WASHINGTON, D.C. – Today, Senator Thom Tillis (R-NC) joined Senators John Cornyn (R-TX) and Ted Cruz (R-TX) to introduce the Back the Blue Act, a bill that would increase penalties against violent criminals who intentionally target law enforcement officers, provide new tools to help law enforcement protect themselves, and open up grant funding to strengthen relationships between law enforcement and their communities.
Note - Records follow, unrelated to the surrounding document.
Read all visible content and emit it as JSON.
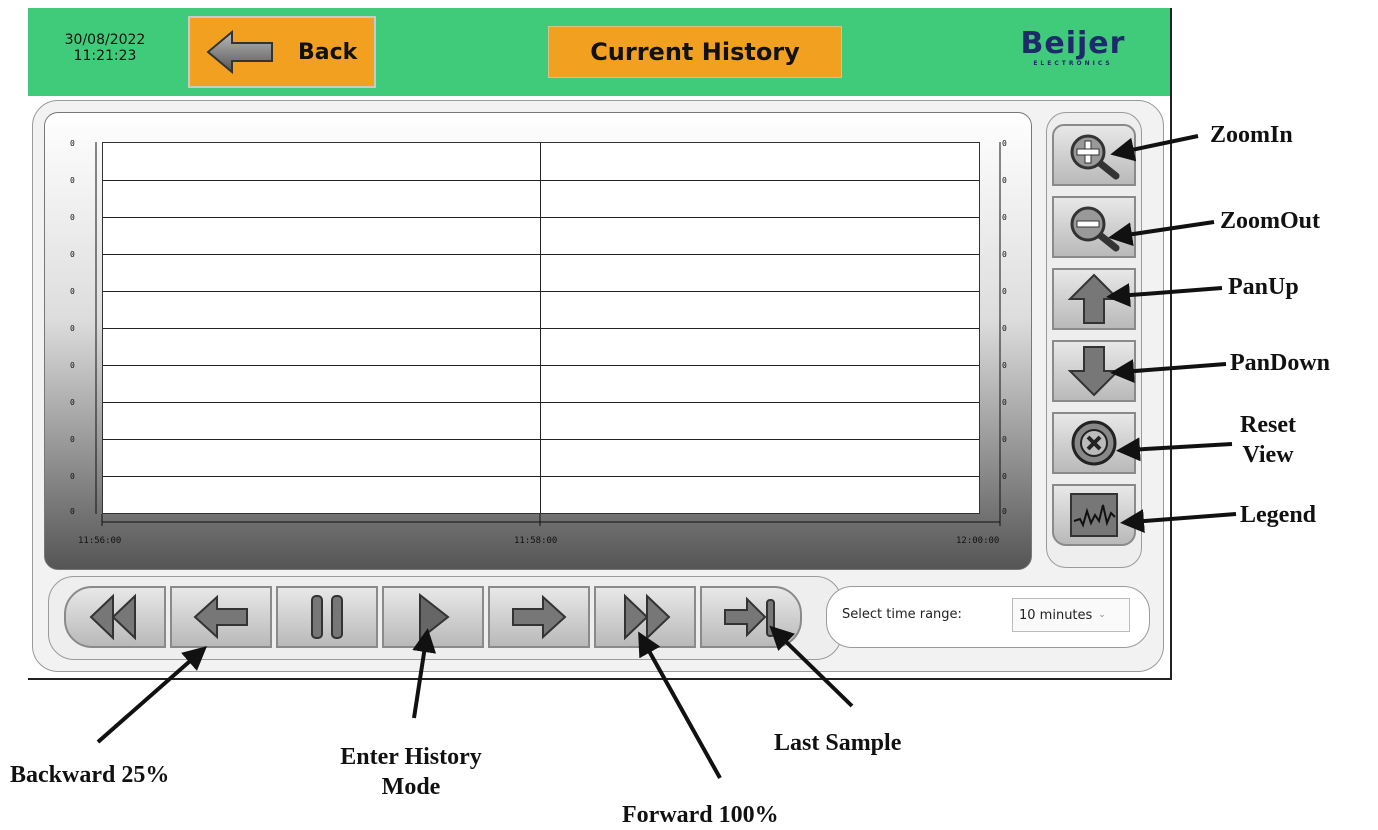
{
  "header": {
    "date": "30/08/2022",
    "time": "11:21:23",
    "back_label": "Back",
    "title": "Current History",
    "brand": "Beijer",
    "brand_sub": "ELECTRONICS",
    "header_color": "#3fcb7a",
    "accent_color": "#f2a020"
  },
  "chart": {
    "y_ticks_left": [
      "0",
      "0",
      "0",
      "0",
      "0",
      "0",
      "0",
      "0",
      "0",
      "0",
      "0"
    ],
    "y_ticks_right": [
      "0",
      "0",
      "0",
      "0",
      "0",
      "0",
      "0",
      "0",
      "0",
      "0",
      "0"
    ],
    "x_ticks": [
      "11:56:00",
      "11:58:00",
      "12:00:00"
    ]
  },
  "side_buttons": [
    {
      "name": "zoom-in-button",
      "icon": "zoom-in-icon"
    },
    {
      "name": "zoom-out-button",
      "icon": "zoom-out-icon"
    },
    {
      "name": "pan-up-button",
      "icon": "arrow-up-icon"
    },
    {
      "name": "pan-down-button",
      "icon": "arrow-down-icon"
    },
    {
      "name": "reset-view-button",
      "icon": "reset-x-icon"
    },
    {
      "name": "legend-button",
      "icon": "waveform-icon"
    }
  ],
  "nav_buttons": [
    {
      "name": "backward-100-button",
      "icon": "double-left-icon"
    },
    {
      "name": "backward-25-button",
      "icon": "arrow-left-icon"
    },
    {
      "name": "pause-button",
      "icon": "pause-icon"
    },
    {
      "name": "enter-history-button",
      "icon": "play-icon"
    },
    {
      "name": "forward-25-button",
      "icon": "arrow-right-icon"
    },
    {
      "name": "forward-100-button",
      "icon": "double-right-icon"
    },
    {
      "name": "last-sample-button",
      "icon": "arrow-to-end-icon"
    }
  ],
  "time_range": {
    "label": "Select time range:",
    "value": "10 minutes"
  },
  "annotations": {
    "zoom_in": "ZoomIn",
    "zoom_out": "ZoomOut",
    "pan_up": "PanUp",
    "pan_down": "PanDown",
    "reset_line1": "Reset",
    "reset_line2": "View",
    "legend": "Legend",
    "backward": "Backward 25%",
    "enter_line1": "Enter History",
    "enter_line2": "Mode",
    "last_sample": "Last Sample",
    "forward": "Forward 100%"
  }
}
“The tragedy in Dallas demonstrated why wearing the blue uniform is one of the toughest and most dangerous jobs in America, and why so many of our law enforcement officers go to work every day not knowing whether they’ll return home safely to their families,” Senator Tillis said. “Our law enforcement officers risk their lives to protect ours, and the Back the Blue Act will enact new laws that offer them much-needed support and will make criminals think twice before targeting them. Additionally, the Back the Blue Act takes a critically important step toward building and strengthening relationships between law enforcement and the communities in which they serve.”
“Law enforcement officers selflessly put their lives on the line every day to protect our communities, and in return they deserve our unparalleled support for the irreplaceable role they serve,” Senator Cornyn said. “The Back the Blue Act sends a clear message that our criminal justice system simply will not tolerate those who viciously and deliberately target our law enforcement. As our country continues to grieve following last week’s tragedy in Dallas, we must come together in support of those who risk everything to keep us safe.”
“The sacrifice and bravery of law enforcement officers in the face of danger are part of the basic fabric that keeps our society together,” Senator Cruz said. “This bill better protects our nation’s finest by providing stronger tools for the prosecution of those who would harm law enforcement. We must stand in solidarity with our police officers, firefighters, first responders, and federal officers who selflessly run into harm’s way to protect our families and our communities. This should not be a partisan issue. This should be an issue that brings us together, united as Americans. I’m proud to stand with the men and women of American law enforcement and urge all of my Senate colleagues to do the same.”
Background on the Back the Blue Act
Creates New Criminal Provisions to Protect Law Enforcement Officers
- Creates a new federal crime for killing, attempting to kill, or conspiring to kill a federal judge, federal law enforcement officer, or federally-funded public safety officer. The offender would be subject to the death penalty and a mandatory minimum sentence of 30 years for murder and a minimum sentence of 10 years for attempted murder.
- Creates a new federal crime for assaulting a federally-funded law enforcement officer, with escalating penalties including mandatory minimums, based on the extent of any injury and the use of a dangerous weapon.
- Creates a new federal crime for interstate flight to avoid prosecution for killing, attempting to kill, or conspiring to kill a federal judge, federal law enforcement officer, or federally-funded public safety officer. The offender would be subject to a mandatory minimum sentence of 10 years.
Creates a Specific Aggravating Factor for Federal Death Penalty Prosecutions
- Clarifies that the murder or attempted murder of a law enforcement officer or first responder is a statutory aggravating factor for purposes of the federal death penalty.
Opens Up Grant Funding to Help Strengthen Relationships Between Law Enforcement and Their Communities
- Expands opportunities to use grant funding to promote trust and improve relations between law enforcement and the communities they serve.
Expands Self-Defense and Second Amendment Rights for Law Enforcement Officers
- Allows law enforcement officers, subject to limited regulation, to carry firearms into federal facilities and other jurisdictions where such possession is otherwise prohibited.
Limits Federal Habeas Relief for Murders of Law Enforcement Officers
- Imposes time and substantive limits on federal courts’ review of challenges to state-court convictions for crimes involving the murder of a public safety officer when the officer was performing official duties. These changes are consistent with the fast-track procedures created in 1996, which are applied to federal death penalty cases.
Limits Recovery of Certain Civil Damages and Fees for Individuals Engaged in Felonies
- Limits the type of civil damages and attorney’s fees recoverable by a criminal as a result of purported injuries incurred during the commission of a felony or crime of violence.